His research focus is similar to that of 㽶SSW Assistant Professor María Piñeros-Leaño, who is working to improve the mental health and wellbeing of people whose lives have been turned upside down by violence and political turmoil in Colombia and Venezuela.
Supported by a $1.5 million grant from the Conrad N. Hilton Foundation, her team is culturally adapting and pilot-testing a pair of trauma-informed interventions to meet the needs of two distinctly vulnerable populations: internally displaced people in Colombia, who left their homes amid an increase of violence on civilians by armed groups, and Venezuelan migrants, who moved to Colombia to get away from their home country’s economic collapse and political crisis.
The project aligns with the three-pronged mission of her research lab, called MACONDO, or Mothers and Children of All Nations Defying the Odds: identify mental health needs among immigrant and migrant families domestically and globally; address mental health among immigrant and migrant families by promoting access to culturally-appropriate, evidence-based interventions; and develop a pipeline of students to promote understanding, knowledge, and engagement with the research process.
Piñeros-Leaño said her program exposes bilingual and bicultural students to community-engaged research while preparing them for doctoral work and full-time jobs through the publication of research papers.

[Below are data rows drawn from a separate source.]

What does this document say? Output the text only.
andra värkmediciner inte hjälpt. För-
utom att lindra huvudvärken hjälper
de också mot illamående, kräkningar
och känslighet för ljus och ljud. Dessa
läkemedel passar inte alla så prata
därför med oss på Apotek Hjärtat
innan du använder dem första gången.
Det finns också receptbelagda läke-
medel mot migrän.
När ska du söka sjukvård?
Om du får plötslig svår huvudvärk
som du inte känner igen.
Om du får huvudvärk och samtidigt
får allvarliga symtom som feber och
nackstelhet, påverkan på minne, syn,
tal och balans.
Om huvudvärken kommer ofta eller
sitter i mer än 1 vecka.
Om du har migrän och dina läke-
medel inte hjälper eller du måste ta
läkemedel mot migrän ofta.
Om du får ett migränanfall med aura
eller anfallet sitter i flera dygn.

Several LLI students have worked in her lab.
“The idea aims to make research fun, to make it exciting for students, so they can keep going through the pipeline so they can actually go to a Ph.D. program,” she said.

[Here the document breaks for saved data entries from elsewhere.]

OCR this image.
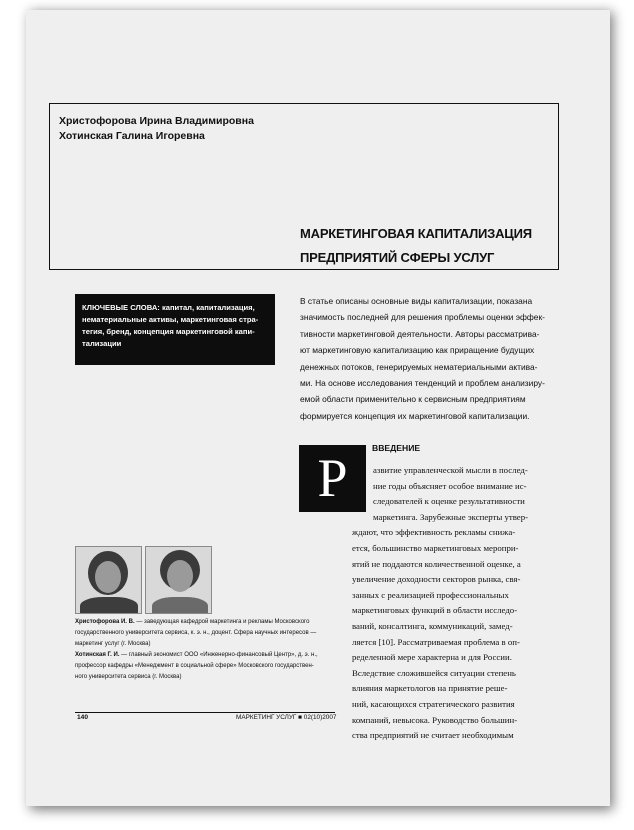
Христофорова Ирина Владимировна
Хотинская Галина Игоревна
МАРКЕТИНГОВАЯ КАПИТАЛИЗАЦИЯ
ПРЕДПРИЯТИЙ СФЕРЫ УСЛУГ
КЛЮЧЕВЫЕ СЛОВА: капитал, капитализация,
нематериальные активы, маркетинговая стра-
тегия, бренд, концепция маркетинговой капи-
тализации
В статье описаны основные виды капитализации, показана
значимость последней для решения проблемы оценки эффек-
тивности маркетинговой деятельности. Авторы рассматрива-
ют маркетинговую капитализацию как приращение будущих
денежных потоков, генерируемых нематериальными актива-
ми. На основе исследования тенденций и проблем анализиру-
емой области применительно к сервисным предприятиям
формируется концепция их маркетинговой капитализации.
Р	ВВЕДЕНИЕ
азвитие управленческой мысли в послед-
ние годы объясняет особое внимание ис-
следователей к оценке результативности
маркетинга. Зарубежные эксперты утвер-
ждают, что эффективность рекламы снижа-
ется, большинство маркетинговых меропри-
ятий не поддаются количественной оценке, а
увеличение доходности секторов рынка, свя-
занных с реализацией профессиональных
маркетинговых функций в области исследо-
ваний, консалтинга, коммуникаций, замед-
ляется [10]. Рассматриваемая проблема в оп-
ределенной мере характерна и для России.
Вследствие сложившейся ситуации степень
влияния маркетологов на принятие реше-
ний, касающихся стратегического развития
компаний, невысока. Руководство большин-
ства предприятий не считает необходимым
Христофорова И. В. — заведующая кафедрой маркетинга и рекламы Московского
государственного университета сервиса, к. э. н., доцент. Сфера научных интересов —
маркетинг услуг (г. Москва)
Хотинская Г. И. — главный экономист ООО «Инженерно-финансовый Центр», д. э. н.,
профессор кафедры «Менеджмент в социальной сфере» Московского государствен-
ного университета сервиса (г. Москва)
140	МАРКЕТИНГ УСЛУГ ■ 02(10)2007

Ana F. Abraído-Lanza, vice dean and professor at Columbia University’s School of Social Work, emphasized the need for schools to welcome anyone with good ideas to improve the lives of people in the Latinx community.

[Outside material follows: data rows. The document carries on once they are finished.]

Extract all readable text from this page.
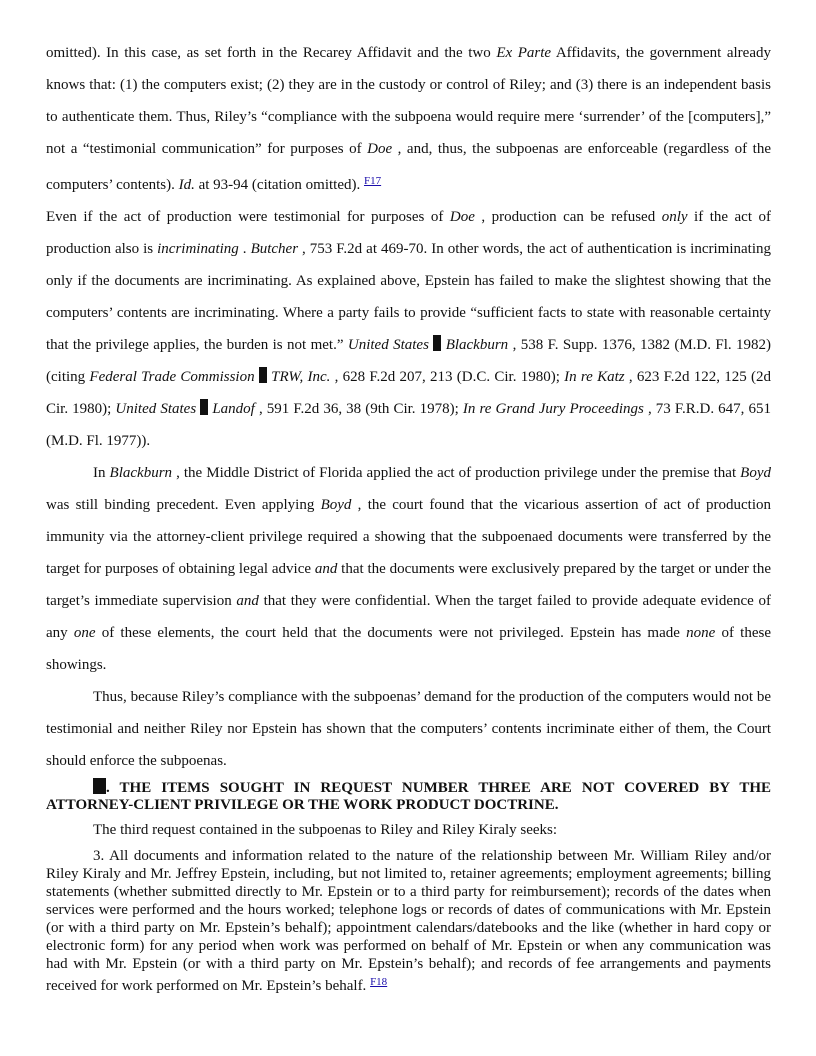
omitted). In this case, as set forth in the Recarey Affidavit and the two Ex Parte Affidavits, the government already knows that: (1) the computers exist; (2) they are in the custody or control of Riley; and (3) there is an independent basis to authenticate them. Thus, Riley’s “compliance with the subpoena would require mere ‘surrender’ of the [computers],” not a “testimonial communication” for purposes of Doe , and, thus, the subpoenas are enforceable (regardless of the computers’ contents). Id. at 93-94 (citation omitted). $^{F17}$

Even if the act of production were testimonial for purposes of Doe , production can be refused only if the act of production also is incriminating . Butcher , 753 F.2d at 469-70. In other words, the act of authentication is incriminating only if the documents are incriminating. As explained above, Epstein has failed to make the slightest showing that the computers’ contents are incriminating. Where a party fails to provide “sufficient facts to state with reasonable certainty that the privilege applies, the burden is not met.” United States  Blackburn , 538 F. Supp. 1376, 1382 (M.D. Fl. 1982) (citing Federal Trade Commission  TRW, Inc. , 628 F.2d 207, 213 (D.C. Cir. 1980); In re Katz , 623 F.2d 122, 125 (2d Cir. 1980); United States  Landof , 591 F.2d 36, 38 (9th Cir. 1978); In re Grand Jury Proceedings , 73 F.R.D. 647, 651 (M.D. Fl. 1977)).

In Blackburn , the Middle District of Florida applied the act of production privilege under the premise that Boyd was still binding precedent. Even applying Boyd , the court found that the vicarious assertion of act of production immunity via the attorney-client privilege required a showing that the subpoenaed documents were transferred by the target for purposes of obtaining legal advice and that the documents were exclusively prepared by the target or under the target’s immediate supervision and that they were confidential. When the target failed to provide adequate evidence of any one of these elements, the court held that the documents were not privileged. Epstein has made none of these showings.

Thus, because Riley’s compliance with the subpoenas’ demand for the production of the computers would not be testimonial and neither Riley nor Epstein has shown that the computers’ contents incriminate either of them, the Court should enforce the subpoenas.

. THE ITEMS SOUGHT IN REQUEST NUMBER THREE ARE NOT COVERED BY THE ATTORNEY-CLIENT PRIVILEGE OR THE WORK PRODUCT DOCTRINE.

The third request contained in the subpoenas to Riley and Riley Kiraly seeks:

3. All documents and information related to the nature of the relationship between Mr. William Riley and/or Riley Kiraly and Mr. Jeffrey Epstein, including, but not limited to, retainer agreements; employment agreements; billing statements (whether submitted directly to Mr. Epstein or to a third party for reimbursement); records of the dates when services were performed and the hours worked; telephone logs or records of dates of communications with Mr. Epstein (or with a third party on Mr. Epstein’s behalf); appointment calendars/datebooks and the like (whether in hard copy or electronic form) for any period when work was performed on behalf of Mr. Epstein or when any communication was had with Mr. Epstein (or with a third party on Mr. Epstein’s behalf); and records of fee arrangements and payments received for work performed on Mr. Epstein’s behalf. $^{F18}$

“Schools of social work, we embrace all people who are contributing to the environment,” she said, following a group of presentations. “When there is an opportunity to bring other people to the table, bring in the social workers.”
Participants at the all-day event comprised Ana Abraído-Lanza, Vice Dean and Professor, Columbia School of Social Work; Beth Angell, Dean and Professor, University of Michigan School of Social Work; Rocío Calvo, Professor and Founding Director, Latinx Leadership Initiative, Boston College School of Social Work; Yvonne Castañeda, Director of Community-Based Initiatives, Boston College School of Social Work; Delia Durán-Clark, School Principal, Esperanza Academy, Lawrence, Massachusetts; María Fernanda Piñeros-Leaño, Assistant Professor, Boston College School of Social Work; Deborah Gorman-Smith, Dean, University of Chicago; Michael Mancusi, Vice President and Chief Behavioral Health Officer, East Boston Neighborhood Health Center; Margarita O’Neill-Arana, Director, Children’s Behavioral Health Knowledge Center, Massachusetts Department of Mental Health; Kurt Organista, Professor and Harry & Riva Specht Chair in Publicly Supported Social Services, School of Social Welfare, University of California, Berkeley; Jenna Parafinczuk, Director of Social Work, Division of Student Support, Boston Public Schools; David Quigley, Provost, Boston College; Joy Rosen, Vice President, Enterprise Clinical Services, Mass General Brigham Behavioral and Mental Health; Christopher Salas-Wright, Professor, Boston College School of Social Work; Ximena Soto, Assistant Director, Latinx Leadership Initiative, Boston College School of Social Work; Marylou Sudders, Former Massachusetts Secretary of Health and Human Services; Carolina Vélez-Grau, Assistant Professor, Boston College School of Social Work; Dexter R. Voisin, Dean, Jack, Joseph, and Morton Mandel School of Applied Social Sciences, Case Western Reserve University; and Gautam N. Yadama, Professor and Dean, Boston College School of Social Work.